Peter Mertens. That this could be a turning point. On November 1st, 1755, more than 500 worshippers had gathered in the Lisbon Cathedral for prayers. At that very moment, the earth began to shake. And all those faithful believers died. Next, a tidal wave submerged the lower parts of the city, while at the same time a fire was ravaging the upper districts of Lisbon. Blind loyalty to the Almighty had not really paid off. This is obviously a symbol. For that was the time when the ideas of modernity and Enlightenment first emerged. That earthquake was a turning point. Philipp Blom writes: "Far more important than the Lisbon earthquake was the spirit born from it."

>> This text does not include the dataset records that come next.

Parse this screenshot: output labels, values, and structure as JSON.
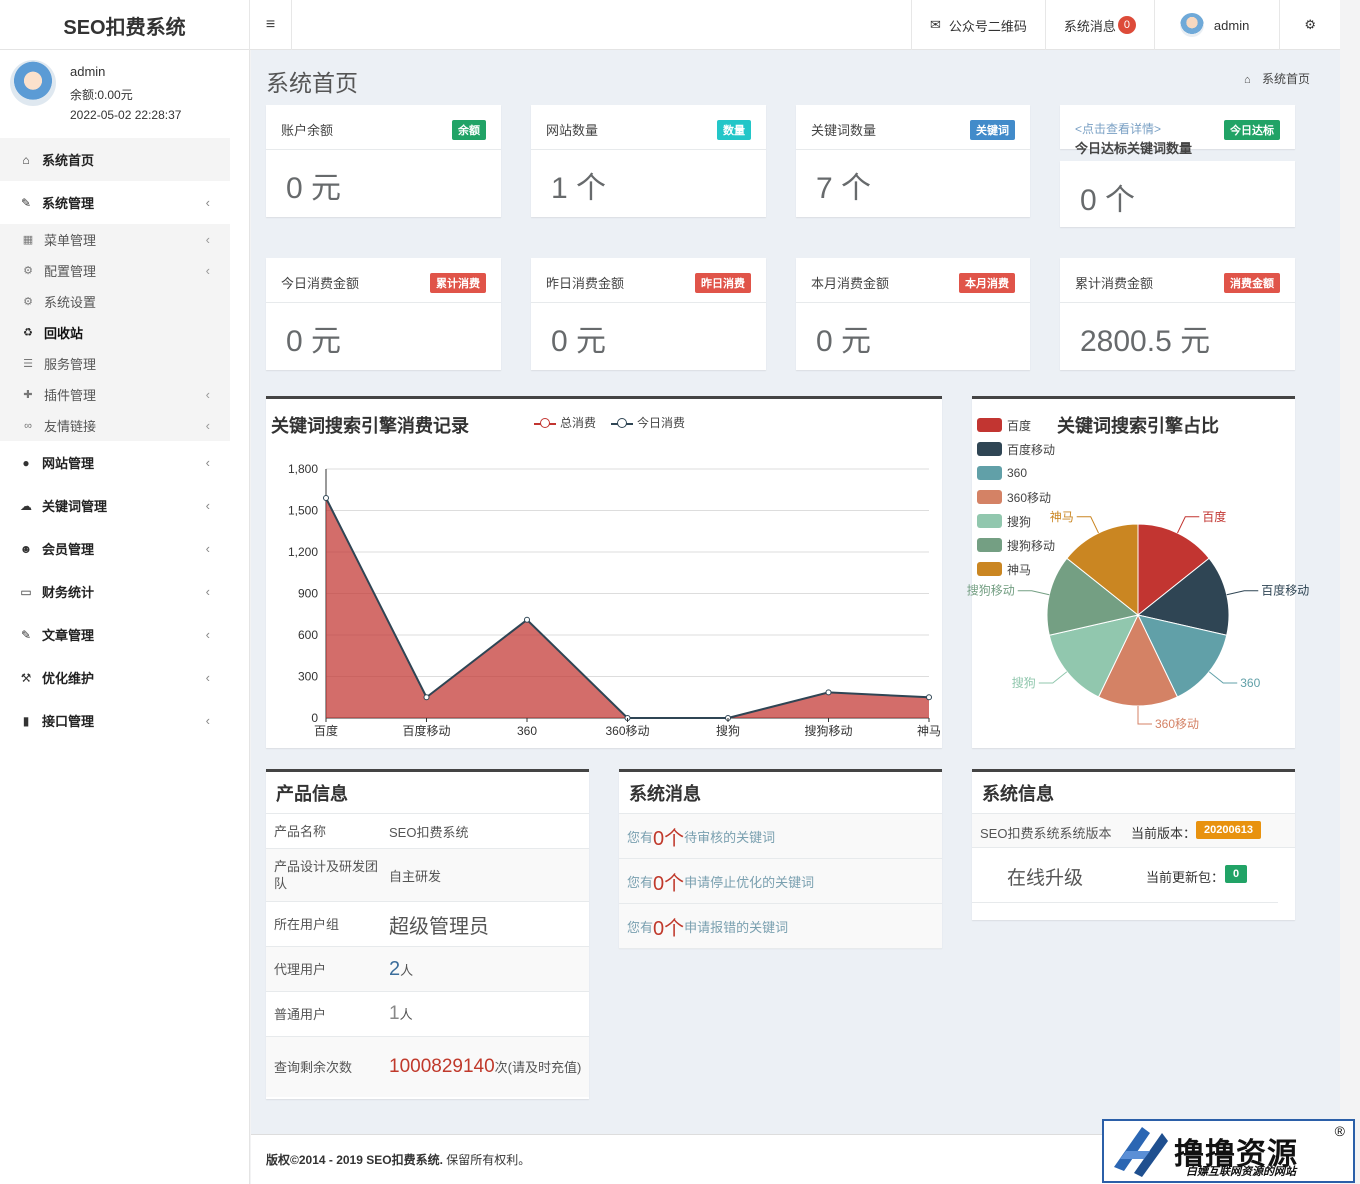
{
  "brand": "SEO扣费系统",
  "topbar": {
    "toggle": "≡",
    "wechat": "公众号二维码",
    "messages": "系统消息",
    "messages_count": "0",
    "user": "admin"
  },
  "sidebar": {
    "user": {
      "name": "admin",
      "balance": "余额:0.00元",
      "time": "2022-05-02 22:28:37"
    },
    "items": [
      {
        "label": "系统首页"
      },
      {
        "label": "系统管理"
      },
      {
        "label": "菜单管理"
      },
      {
        "label": "配置管理"
      },
      {
        "label": "系统设置"
      },
      {
        "label": "回收站"
      },
      {
        "label": "服务管理"
      },
      {
        "label": "插件管理"
      },
      {
        "label": "友情链接"
      },
      {
        "label": "网站管理"
      },
      {
        "label": "关键词管理"
      },
      {
        "label": "会员管理"
      },
      {
        "label": "财务统计"
      },
      {
        "label": "文章管理"
      },
      {
        "label": "优化维护"
      },
      {
        "label": "接口管理"
      }
    ]
  },
  "page": {
    "title": "系统首页",
    "breadcrumb": "系统首页"
  },
  "stats": [
    {
      "label": "账户余额",
      "tag": "余额",
      "value": "0 元",
      "tag_color": "#21a366"
    },
    {
      "label": "网站数量",
      "tag": "数量",
      "value": "1 个",
      "tag_color": "#23c6c8"
    },
    {
      "label": "关键词数量",
      "tag": "关键词",
      "value": "7 个",
      "tag_color": "#428bca"
    },
    {
      "label": "今日达标关键词数量",
      "link": "<点击查看详情>",
      "tag": "今日达标",
      "value": "0 个",
      "tag_color": "#21a366"
    },
    {
      "label": "今日消费金额",
      "tag": "累计消费",
      "value": "0 元",
      "tag_color": "#e05449"
    },
    {
      "label": "昨日消费金额",
      "tag": "昨日消费",
      "value": "0 元",
      "tag_color": "#e05449"
    },
    {
      "label": "本月消费金额",
      "tag": "本月消费",
      "value": "0 元",
      "tag_color": "#e05449"
    },
    {
      "label": "累计消费金额",
      "tag": "消费金额",
      "value": "2800.5 元",
      "tag_color": "#e05449"
    }
  ],
  "chart_data": [
    {
      "type": "area",
      "title": "关键词搜索引擎消费记录",
      "categories": [
        "百度",
        "百度移动",
        "360",
        "360移动",
        "搜狗",
        "搜狗移动",
        "神马"
      ],
      "series": [
        {
          "name": "总消费",
          "values": [
            1590,
            150,
            710,
            0,
            0,
            185,
            150
          ],
          "color": "#c23531"
        },
        {
          "name": "今日消费",
          "values": [
            1590,
            150,
            710,
            0,
            0,
            185,
            150
          ],
          "color": "#2f4554"
        }
      ],
      "yticks": [
        "0",
        "300",
        "600",
        "900",
        "1,200",
        "1,500",
        "1,800"
      ],
      "ylim": [
        0,
        1800
      ],
      "grid": true,
      "legend": "top"
    },
    {
      "type": "pie",
      "title": "关键词搜索引擎占比",
      "slices": [
        {
          "name": "百度",
          "value": 1,
          "color": "#c23531"
        },
        {
          "name": "百度移动",
          "value": 1,
          "color": "#2f4554"
        },
        {
          "name": "360",
          "value": 1,
          "color": "#61a0a8"
        },
        {
          "name": "360移动",
          "value": 1,
          "color": "#d48265"
        },
        {
          "name": "搜狗",
          "value": 1,
          "color": "#91c7ae"
        },
        {
          "name": "搜狗移动",
          "value": 1,
          "color": "#749f83"
        },
        {
          "name": "神马",
          "value": 1,
          "color": "#ca8622"
        }
      ],
      "legend": "left"
    }
  ],
  "product": {
    "title": "产品信息",
    "rows": [
      {
        "k": "产品名称",
        "v": "SEO扣费系统"
      },
      {
        "k": "产品设计及研发团队",
        "v": "自主研发"
      },
      {
        "k": "所在用户组",
        "v": "超级管理员"
      },
      {
        "k": "代理用户",
        "v_num": "2",
        "v_unit": "人"
      },
      {
        "k": "普通用户",
        "v_num": "1",
        "v_unit": "人"
      },
      {
        "k": "查询剩余次数",
        "v_num": "1000829140",
        "v_unit": "次(请及时充值)"
      }
    ]
  },
  "messages": {
    "title": "系统消息",
    "rows": [
      {
        "pre": "您有",
        "n": "0个",
        "text": "待审核的关键词"
      },
      {
        "pre": "您有",
        "n": "0个",
        "text": "申请停止优化的关键词"
      },
      {
        "pre": "您有",
        "n": "0个",
        "text": "申请报错的关键词"
      }
    ]
  },
  "sysinfo": {
    "title": "系统信息",
    "name": "SEO扣费系统系统版本",
    "ver_label": "当前版本：",
    "version": "20200613",
    "upgrade": "在线升级",
    "pkg_label": "当前更新包：",
    "pkg": "0"
  },
  "footer": {
    "copyright": "版权©2014 - 2019",
    "company": "SEO扣费系统.",
    "rights": "保留所有权利。"
  },
  "watermark": {
    "title": "撸撸资源",
    "sub": "白嫖互联网资源的网站",
    "reg": "®"
  }
}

The coronavirus could also create an ideological earthquake. The blind belief that the "Almighty" market will solve everything for us could vanish. This will not happen by itself, though. We need to set things in motion and start the debate. Around the fact that the market has failed, that there is no prevention, that the contradictions between rich and poor in the world are increasing again. Around the fact that 6 out to 12,000 people will starve to death every day between now and the end of the year, i.e. more than from the coronavirus itself (the hunger virus, as Oxfam calls it). And around the fact that, all the while, the party is on at the stock exchange and that getting richer at the top is taking on obscene proportions. Around the fact that commercialization of healthcare leads to tragedy. And that we need to keep the private giants away from nursing homes, and to integrate our care centres into the neighbourhoods, at local level and on a smaller scale.
Have you already noticed the emergence of a different model today?

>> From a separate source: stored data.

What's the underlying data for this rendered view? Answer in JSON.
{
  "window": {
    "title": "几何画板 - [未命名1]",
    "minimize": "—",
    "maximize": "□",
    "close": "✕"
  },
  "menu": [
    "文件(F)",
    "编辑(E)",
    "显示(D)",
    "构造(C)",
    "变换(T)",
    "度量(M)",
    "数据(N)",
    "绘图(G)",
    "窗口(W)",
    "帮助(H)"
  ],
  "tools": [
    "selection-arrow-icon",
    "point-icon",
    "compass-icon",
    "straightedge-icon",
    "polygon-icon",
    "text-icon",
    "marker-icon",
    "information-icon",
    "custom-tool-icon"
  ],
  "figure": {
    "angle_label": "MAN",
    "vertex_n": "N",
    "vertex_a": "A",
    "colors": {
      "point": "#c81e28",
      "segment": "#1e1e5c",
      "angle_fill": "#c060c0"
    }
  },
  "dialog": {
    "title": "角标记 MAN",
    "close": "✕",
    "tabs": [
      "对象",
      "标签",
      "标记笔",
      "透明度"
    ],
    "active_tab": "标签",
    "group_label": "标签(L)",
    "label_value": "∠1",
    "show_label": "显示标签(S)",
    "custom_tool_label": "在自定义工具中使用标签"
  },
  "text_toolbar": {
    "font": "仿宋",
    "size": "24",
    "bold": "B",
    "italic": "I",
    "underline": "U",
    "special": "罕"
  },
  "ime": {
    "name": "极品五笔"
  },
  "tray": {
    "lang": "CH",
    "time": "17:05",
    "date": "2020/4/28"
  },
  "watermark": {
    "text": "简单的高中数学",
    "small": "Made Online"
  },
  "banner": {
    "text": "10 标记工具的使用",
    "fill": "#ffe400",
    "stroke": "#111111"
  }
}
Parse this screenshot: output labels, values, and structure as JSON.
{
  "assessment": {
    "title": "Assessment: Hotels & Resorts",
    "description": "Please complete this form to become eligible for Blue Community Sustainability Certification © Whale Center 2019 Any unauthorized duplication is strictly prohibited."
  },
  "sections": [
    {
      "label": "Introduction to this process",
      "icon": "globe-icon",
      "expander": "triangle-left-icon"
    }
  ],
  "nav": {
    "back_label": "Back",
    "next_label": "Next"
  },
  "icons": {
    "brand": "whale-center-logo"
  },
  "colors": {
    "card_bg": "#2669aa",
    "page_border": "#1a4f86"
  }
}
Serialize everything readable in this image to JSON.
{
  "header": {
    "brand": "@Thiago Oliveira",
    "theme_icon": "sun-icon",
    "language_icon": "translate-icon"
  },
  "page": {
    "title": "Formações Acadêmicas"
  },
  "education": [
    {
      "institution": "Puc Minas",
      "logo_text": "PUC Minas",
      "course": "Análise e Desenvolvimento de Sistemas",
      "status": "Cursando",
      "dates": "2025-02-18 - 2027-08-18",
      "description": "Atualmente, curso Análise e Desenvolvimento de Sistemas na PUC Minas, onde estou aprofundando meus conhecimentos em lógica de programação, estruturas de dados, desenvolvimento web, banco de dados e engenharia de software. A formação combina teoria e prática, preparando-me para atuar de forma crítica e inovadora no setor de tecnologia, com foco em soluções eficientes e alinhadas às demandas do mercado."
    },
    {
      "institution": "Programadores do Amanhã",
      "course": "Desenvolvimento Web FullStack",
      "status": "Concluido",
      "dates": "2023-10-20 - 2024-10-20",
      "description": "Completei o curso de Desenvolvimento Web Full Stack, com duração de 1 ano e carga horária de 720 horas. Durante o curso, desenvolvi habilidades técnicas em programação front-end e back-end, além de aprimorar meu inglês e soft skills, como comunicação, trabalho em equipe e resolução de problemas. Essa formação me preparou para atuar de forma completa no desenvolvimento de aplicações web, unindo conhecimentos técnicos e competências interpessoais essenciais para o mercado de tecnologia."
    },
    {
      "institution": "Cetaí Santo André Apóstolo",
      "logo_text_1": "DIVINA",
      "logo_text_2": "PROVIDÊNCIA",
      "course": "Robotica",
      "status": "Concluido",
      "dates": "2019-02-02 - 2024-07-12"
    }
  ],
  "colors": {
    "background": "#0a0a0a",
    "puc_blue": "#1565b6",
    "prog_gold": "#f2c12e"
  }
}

Peter Mertens. Nothing comes by itself. The future will see harsh struggles. There are two movements. One potential movement from below. We have seen it in every city, all over the planet. People helping their neighbours with their grocery shopping. Young people helping in the organization of summer camps for youth who would otherwise be stuck at home. When the crisis was at its peak, we saw a lot of local solidarity. This is a movement from which we could draw a lot more lessons.

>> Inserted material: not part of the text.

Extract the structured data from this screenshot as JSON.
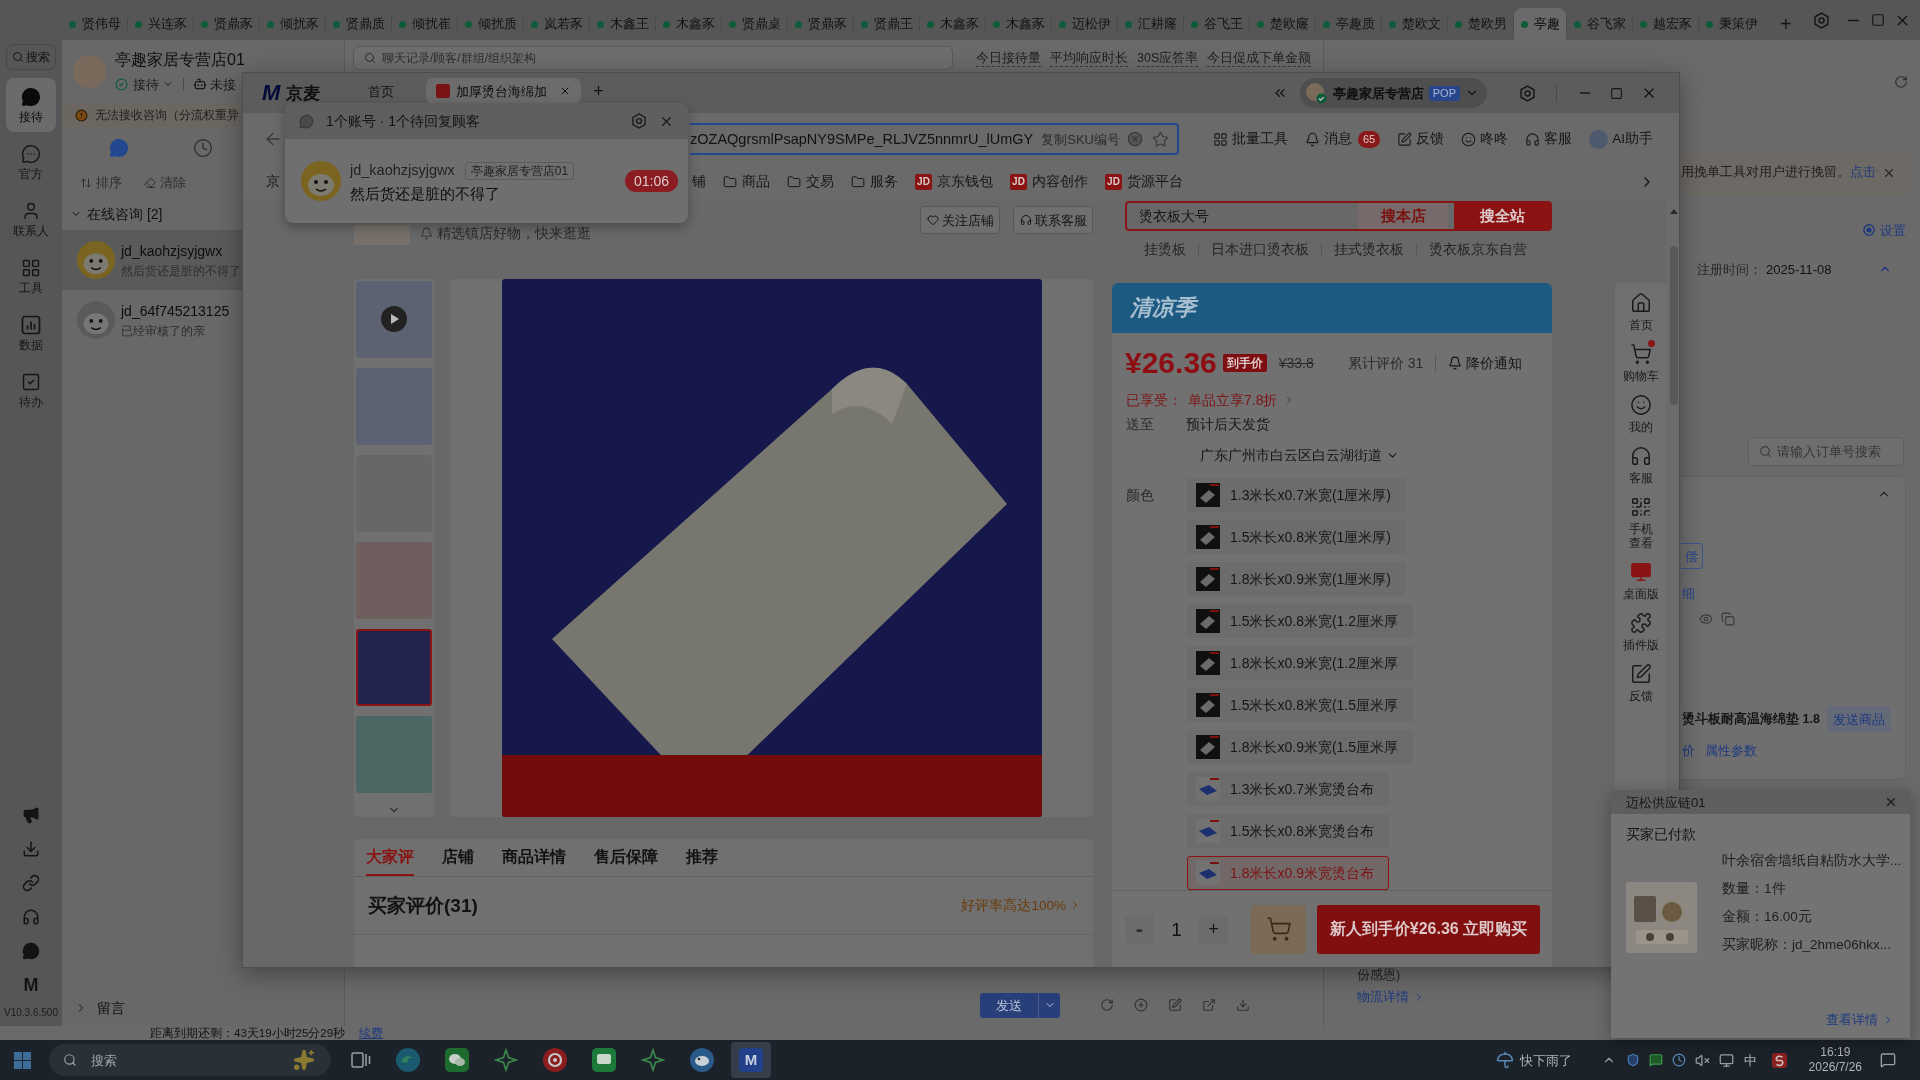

But this is not enough. Vision is needed as well. It is estimated that a total of 4 000 billion euro is being invested worldwide to boost the economy. This speaks volumes about the superiority of the self-regulated market: We must all collectively remit 4 000 billion euro to it every ten years. This raises the obvious question of whether we are going to give all that money back to big business, to the oil giants that are destroying our planet, to the technology giants that devour our privacy; or whether we are going to use this money to bring about real change in the sectors of transport, energy, digital technology and healthcare?
A public vision on energy, transport, the digital revolution and health in the broadest sense, these are the four pillars of our Prometheus Plan. A plan to put public initiative back at the centre of the debate while at the same time tackling the economic and ecological crisis. It is inspired by the Green New Deal proposed by rebellious US Congresswoman Alexandria Ocasio-Cortez.
I think both these movements should meet: the movement that organises solidarity from below and places workers at the centre, as organisers of society and solidarity; and the movement that offers a perspective around an ambitious public initiative. This is neither a Belgian nor a European debate. It is a debate that will take place everywhere in the coming months, and it is in this spirit that new seeds of socialism can germinate.